I got home pretty late & haven't really had a chance to go through everything I received today. I'll post pictures tomorrow, and start reviewing the food :)

SO excited to finally begin!

Sunday, July 29, 2012

Anxiously waiting

A few weeks ago, my mom sent a text asking me to call her. This is rare for my mom, so I called right away, fearing the worst. We chatted for a few, and then she told me the news that has since changed my life: her office is opening an Ideal Protein clinic, and would I like to join? Without even really thinking, I instantly agreed. I've been desperate to get "back on the wagon" with weight loss; her news could not have come at a more needed time. She told me it would be a few weeks til we started, since they were just getting trained & had to wait for shipments.

I've spent the interim reading every Ideal Protein-related blog and message board I can find. Thankfully, the waiting is about to end; we're having our first meeting the day after tomorrow, where we'll learn the ins and outs of the program and get our food for the week. Yay!

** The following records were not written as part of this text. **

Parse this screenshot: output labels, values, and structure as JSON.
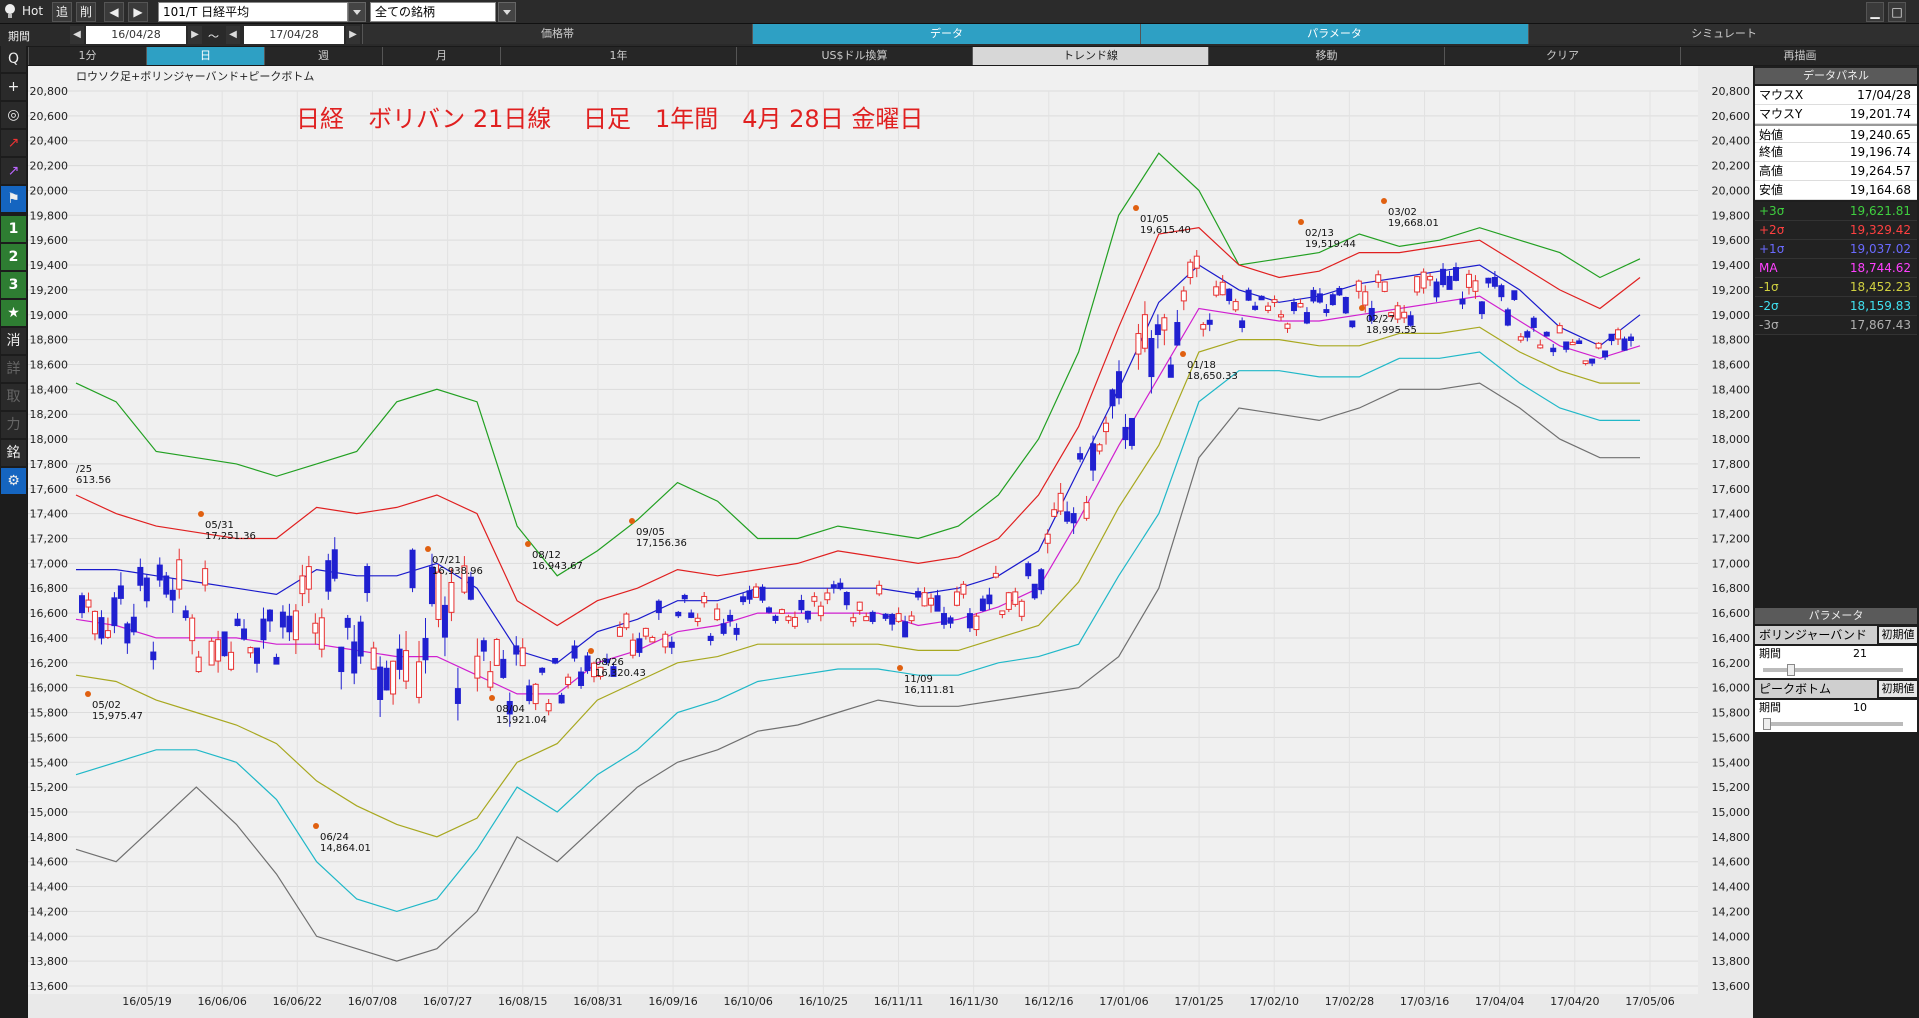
{
  "toolbar": {
    "hot": "Hot",
    "add": "追",
    "del": "削",
    "symbol": "101/T 日経平均",
    "group": "全ての銘柄"
  },
  "row2": {
    "period_label": "期間",
    "from_date": "16/04/28",
    "tilde": "～",
    "to_date": "17/04/28",
    "tabs": [
      "価格帯",
      "データ",
      "パラメータ",
      "シミュレート"
    ]
  },
  "row3": {
    "tabs": [
      "1分",
      "日",
      "週",
      "月",
      "1年",
      "US$ドル換算",
      "トレンド線",
      "移動",
      "クリア",
      "再描画"
    ]
  },
  "lefttool": {
    "buttons": [
      "Q",
      "+",
      "◎",
      "↗",
      "↗",
      "⚑",
      "1",
      "2",
      "3",
      "★",
      "消",
      "詳",
      "取",
      "力",
      "銘",
      "⚙"
    ]
  },
  "chart_title_left": "ロウソク足+ボリンジャーバンド+ピークボトム",
  "chart_headline": "日経　ボリバン 21日線　 日足　1年間　4月 28日 金曜日",
  "colors": {
    "plus3": "#22a022",
    "plus2": "#e02020",
    "plus1": "#1a1acc",
    "ma": "#d020d0",
    "minus1": "#a8a820",
    "minus2": "#20b8c8",
    "minus3": "#707070",
    "up_candle": "#e83030",
    "down_candle": "#2020d0",
    "accent": "#2ea0c4"
  },
  "panel": {
    "data_header": "データパネル",
    "rows": [
      {
        "label": "マウスX",
        "value": "17/04/28"
      },
      {
        "label": "マウスY",
        "value": "19,201.74"
      },
      {
        "label": "始値",
        "value": "19,240.65"
      },
      {
        "label": "終値",
        "value": "19,196.74"
      },
      {
        "label": "高値",
        "value": "19,264.57"
      },
      {
        "label": "安値",
        "value": "19,164.68"
      }
    ],
    "bands": [
      {
        "label": "+3σ",
        "value": "19,621.81",
        "color": "#3fcf3f"
      },
      {
        "label": "+2σ",
        "value": "19,329.42",
        "color": "#ff4040"
      },
      {
        "label": "+1σ",
        "value": "19,037.02",
        "color": "#6a6aff"
      },
      {
        "label": "MA",
        "value": "18,744.62",
        "color": "#ff40ff"
      },
      {
        "label": "-1σ",
        "value": "18,452.23",
        "color": "#d0d040"
      },
      {
        "label": "-2σ",
        "value": "18,159.83",
        "color": "#40e0f0"
      },
      {
        "label": "-3σ",
        "value": "17,867.43",
        "color": "#b0b0b0"
      }
    ],
    "param_header": "パラメータ",
    "boll_label": "ボリンジャーバンド",
    "reset_label": "初期値",
    "period_label": "期間",
    "boll_period": "21",
    "peak_label": "ピークボトム",
    "peak_period": "10"
  },
  "chart_data": {
    "type": "candlestick",
    "title": "日経　ボリバン 21日線　 日足　1年間　4月 28日 金曜日",
    "ylim": [
      13600,
      20800
    ],
    "y_ticks": [
      20800,
      20600,
      20400,
      20200,
      20000,
      19800,
      19600,
      19400,
      19200,
      19000,
      18800,
      18600,
      18400,
      18200,
      18000,
      17800,
      17600,
      17400,
      17200,
      17000,
      16800,
      16600,
      16400,
      16200,
      16000,
      15800,
      15600,
      15400,
      15200,
      15000,
      14800,
      14600,
      14400,
      14200,
      14000,
      13800,
      13600
    ],
    "x_ticks": [
      "16/05/19",
      "16/06/06",
      "16/06/22",
      "16/07/08",
      "16/07/27",
      "16/08/15",
      "16/08/31",
      "16/09/16",
      "16/10/06",
      "16/10/25",
      "16/11/11",
      "16/11/30",
      "16/12/16",
      "17/01/06",
      "17/01/25",
      "17/02/10",
      "17/02/28",
      "17/03/16",
      "17/04/04",
      "17/04/20",
      "17/05/06"
    ],
    "series": [
      {
        "name": "+3σ",
        "values": [
          18450,
          18300,
          17900,
          17850,
          17800,
          17700,
          17800,
          17900,
          18300,
          18400,
          18300,
          17300,
          16900,
          17100,
          17350,
          17650,
          17500,
          17200,
          17200,
          17300,
          17250,
          17200,
          17300,
          17550,
          18000,
          18700,
          19800,
          20300,
          20000,
          19400,
          19450,
          19500,
          19650,
          19550,
          19600,
          19700,
          19600,
          19500,
          19300,
          19450
        ]
      },
      {
        "name": "+2σ",
        "values": [
          17550,
          17400,
          17300,
          17250,
          17200,
          17200,
          17450,
          17400,
          17450,
          17550,
          17400,
          16700,
          16500,
          16700,
          16800,
          16950,
          16900,
          16950,
          17000,
          17100,
          17050,
          17000,
          17050,
          17200,
          17550,
          18100,
          18900,
          19650,
          19700,
          19400,
          19300,
          19350,
          19500,
          19500,
          19550,
          19600,
          19400,
          19200,
          19050,
          19300
        ]
      },
      {
        "name": "+1σ",
        "values": [
          16950,
          16950,
          16900,
          16850,
          16800,
          16750,
          16950,
          16900,
          16900,
          17000,
          16800,
          16300,
          16200,
          16450,
          16550,
          16700,
          16700,
          16800,
          16800,
          16800,
          16800,
          16750,
          16800,
          16900,
          17100,
          17750,
          18400,
          19100,
          19400,
          19200,
          19100,
          19150,
          19250,
          19300,
          19350,
          19400,
          19200,
          18900,
          18750,
          19000
        ]
      },
      {
        "name": "MA",
        "values": [
          16550,
          16500,
          16400,
          16400,
          16400,
          16350,
          16350,
          16300,
          16250,
          16250,
          16100,
          15950,
          15950,
          16200,
          16300,
          16450,
          16500,
          16600,
          16600,
          16600,
          16600,
          16500,
          16550,
          16650,
          16800,
          17350,
          17950,
          18500,
          19050,
          19000,
          18950,
          18950,
          19000,
          19050,
          19100,
          19150,
          18950,
          18750,
          18650,
          18750
        ]
      },
      {
        "name": "-1σ",
        "values": [
          16100,
          16050,
          15900,
          15800,
          15700,
          15550,
          15250,
          15050,
          14900,
          14800,
          14950,
          15400,
          15550,
          15900,
          16050,
          16200,
          16250,
          16350,
          16350,
          16350,
          16350,
          16300,
          16300,
          16400,
          16500,
          16850,
          17450,
          17950,
          18700,
          18800,
          18800,
          18750,
          18750,
          18850,
          18850,
          18900,
          18700,
          18550,
          18450,
          18450
        ]
      },
      {
        "name": "-2σ",
        "values": [
          15300,
          15400,
          15500,
          15500,
          15400,
          15100,
          14600,
          14300,
          14200,
          14300,
          14700,
          15200,
          15000,
          15300,
          15500,
          15800,
          15900,
          16050,
          16100,
          16150,
          16150,
          16100,
          16100,
          16200,
          16250,
          16350,
          16900,
          17400,
          18300,
          18550,
          18550,
          18500,
          18500,
          18650,
          18650,
          18700,
          18450,
          18250,
          18150,
          18150
        ]
      },
      {
        "name": "-3σ",
        "values": [
          14700,
          14600,
          14900,
          15200,
          14900,
          14500,
          14000,
          13900,
          13800,
          13900,
          14200,
          14800,
          14600,
          14900,
          15200,
          15400,
          15500,
          15650,
          15700,
          15800,
          15900,
          15850,
          15850,
          15900,
          15950,
          16000,
          16250,
          16800,
          17850,
          18250,
          18200,
          18150,
          18250,
          18400,
          18400,
          18450,
          18250,
          18000,
          17850,
          17850
        ]
      }
    ],
    "peaks": [
      {
        "date": "05/02",
        "value": "15,975.47"
      },
      {
        "date": "05/31",
        "value": "17,251.36"
      },
      {
        "date": "06/24",
        "value": "14,864.01"
      },
      {
        "date": "07/21",
        "value": "16,938.96"
      },
      {
        "date": "08/04",
        "value": "15,921.04"
      },
      {
        "date": "08/12",
        "value": "16,943.67"
      },
      {
        "date": "08/26",
        "value": "16,320.43"
      },
      {
        "date": "09/05",
        "value": "17,156.36"
      },
      {
        "date": "11/09",
        "value": "16,111.81"
      },
      {
        "date": "01/05",
        "value": "19,615.40"
      },
      {
        "date": "01/18",
        "value": "18,650.33"
      },
      {
        "date": "02/13",
        "value": "19,519.44"
      },
      {
        "date": "02/27",
        "value": "18,995.55"
      },
      {
        "date": "03/02",
        "value": "19,668.01"
      }
    ],
    "start_label": "/25",
    "start_value": "613.56"
  }
}
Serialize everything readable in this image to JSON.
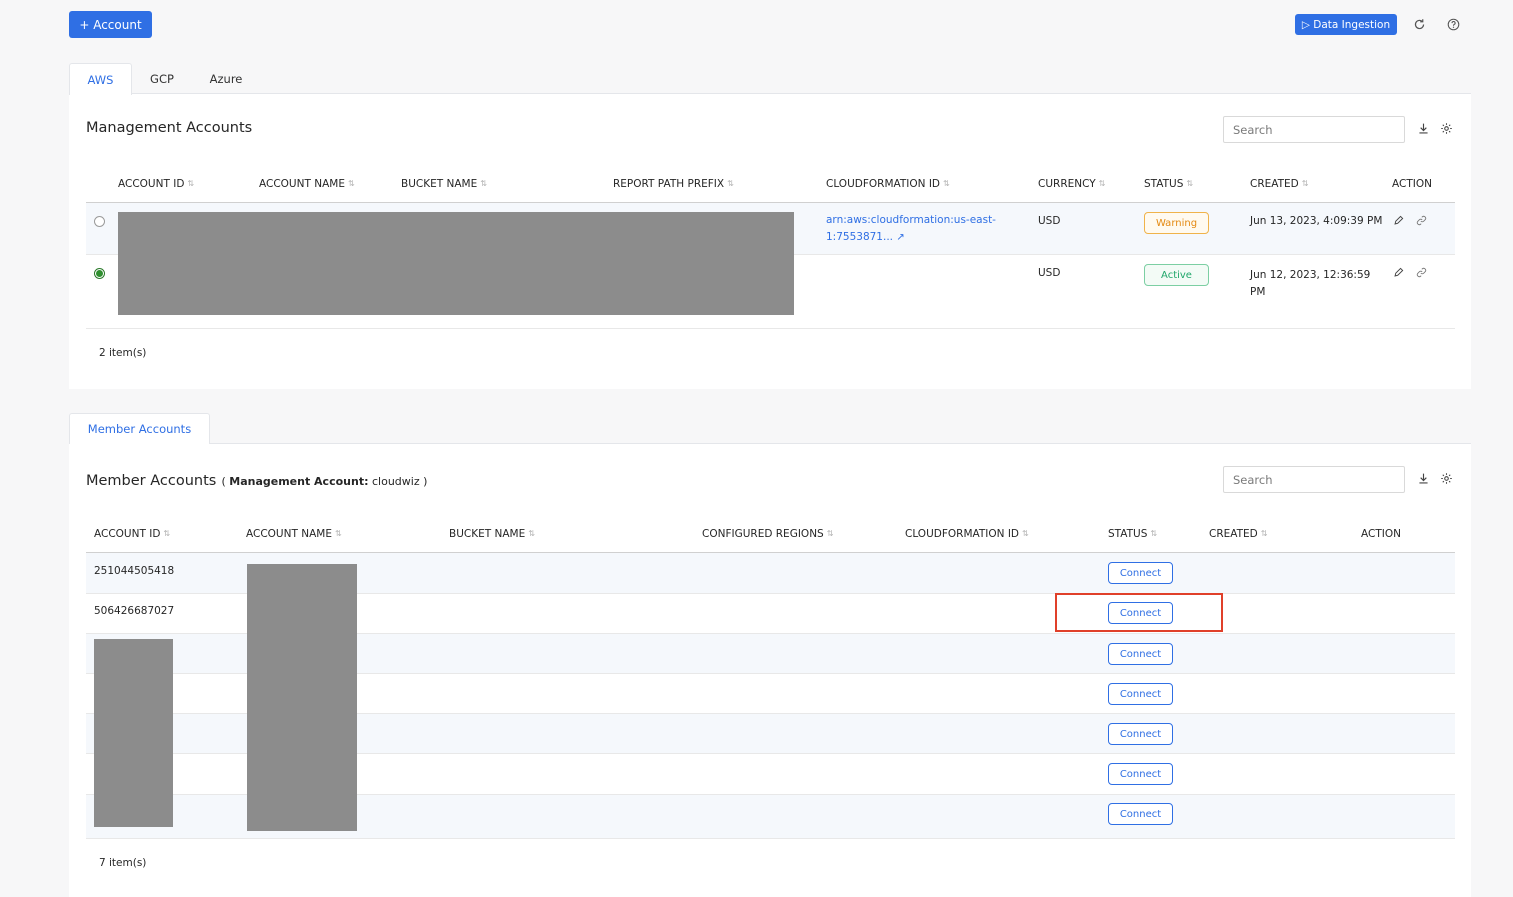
{
  "toolbar": {
    "add_account_label": "+ Account",
    "data_ingestion_label": "▷ Data Ingestion",
    "refresh_icon": "refresh-icon",
    "help_icon": "help-icon"
  },
  "cloud_tabs": [
    {
      "label": "AWS",
      "active": true
    },
    {
      "label": "GCP",
      "active": false
    },
    {
      "label": "Azure",
      "active": false
    }
  ],
  "management": {
    "title": "Management Accounts",
    "search_placeholder": "Search",
    "columns": [
      "ACCOUNT ID",
      "ACCOUNT NAME",
      "BUCKET NAME",
      "REPORT PATH PREFIX",
      "CLOUDFORMATION ID",
      "CURRENCY",
      "STATUS",
      "CREATED",
      "ACTION"
    ],
    "rows": [
      {
        "selected": false,
        "cloudformation_id_line1": "arn:aws:cloudformation:us-east-",
        "cloudformation_id_line2": "1:7553871...",
        "currency": "USD",
        "status": "Warning",
        "created_line1": "Jun 13, 2023, 4:09:39 PM",
        "created_line2": ""
      },
      {
        "selected": true,
        "cloudformation_id_line1": "",
        "cloudformation_id_line2": "",
        "currency": "USD",
        "status": "Active",
        "created_line1": "Jun 12, 2023, 12:36:59",
        "created_line2": "PM"
      }
    ],
    "item_count": "2 item(s)"
  },
  "member_tab_label": "Member Accounts",
  "member": {
    "title": "Member Accounts",
    "subtitle_prefix": "( ",
    "subtitle_key": "Management Account:",
    "subtitle_value": " cloudwiz )",
    "search_placeholder": "Search",
    "columns": [
      "ACCOUNT ID",
      "ACCOUNT NAME",
      "BUCKET NAME",
      "CONFIGURED REGIONS",
      "CLOUDFORMATION ID",
      "STATUS",
      "CREATED",
      "ACTION"
    ],
    "rows": [
      {
        "account_id": "251044505418",
        "status": "Connect"
      },
      {
        "account_id": "506426687027",
        "status": "Connect"
      },
      {
        "account_id": "",
        "status": "Connect"
      },
      {
        "account_id": "",
        "status": "Connect"
      },
      {
        "account_id": "",
        "status": "Connect"
      },
      {
        "account_id": "",
        "status": "Connect"
      },
      {
        "account_id": "",
        "status": "Connect"
      }
    ],
    "item_count": "7 item(s)"
  },
  "colors": {
    "accent": "#2f6fe4",
    "warning": "#e48a13",
    "active": "#20a66a",
    "highlight": "#e0402a"
  }
}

I haven't ever been this excited for a new eating plan/lifestyle/diet. After trying everything under the sun, losing 100 lbs, becoming bulimic, going through treatment, and regaining 100 lbs at the 10 lbs/year rate, I've had a roller coaster decade. I've learned from my experience that I feel my best when I stick to lower carb diets. My body does not handle carbs well, and I have to eat <1200 calories/day in order to see very slow weight loss on typical carb-heavy low fat/low cal diets.

Anyway, I'm not planning to write out my entire life's history here. The past has happened, and now I'm here. Excited for the next chapter of my life. Fantasizing about cute clothes, bikinis, feeling comfortable in my skin. And on an airplane :-p

I'm going to post progress pictures, thoughts on the program food, and weight loss stats. I'm particularly excited about the body composition tests I'll have every week. It'll be really cool to see just how much of my body is fat, muscle, water, etc. I'm ready!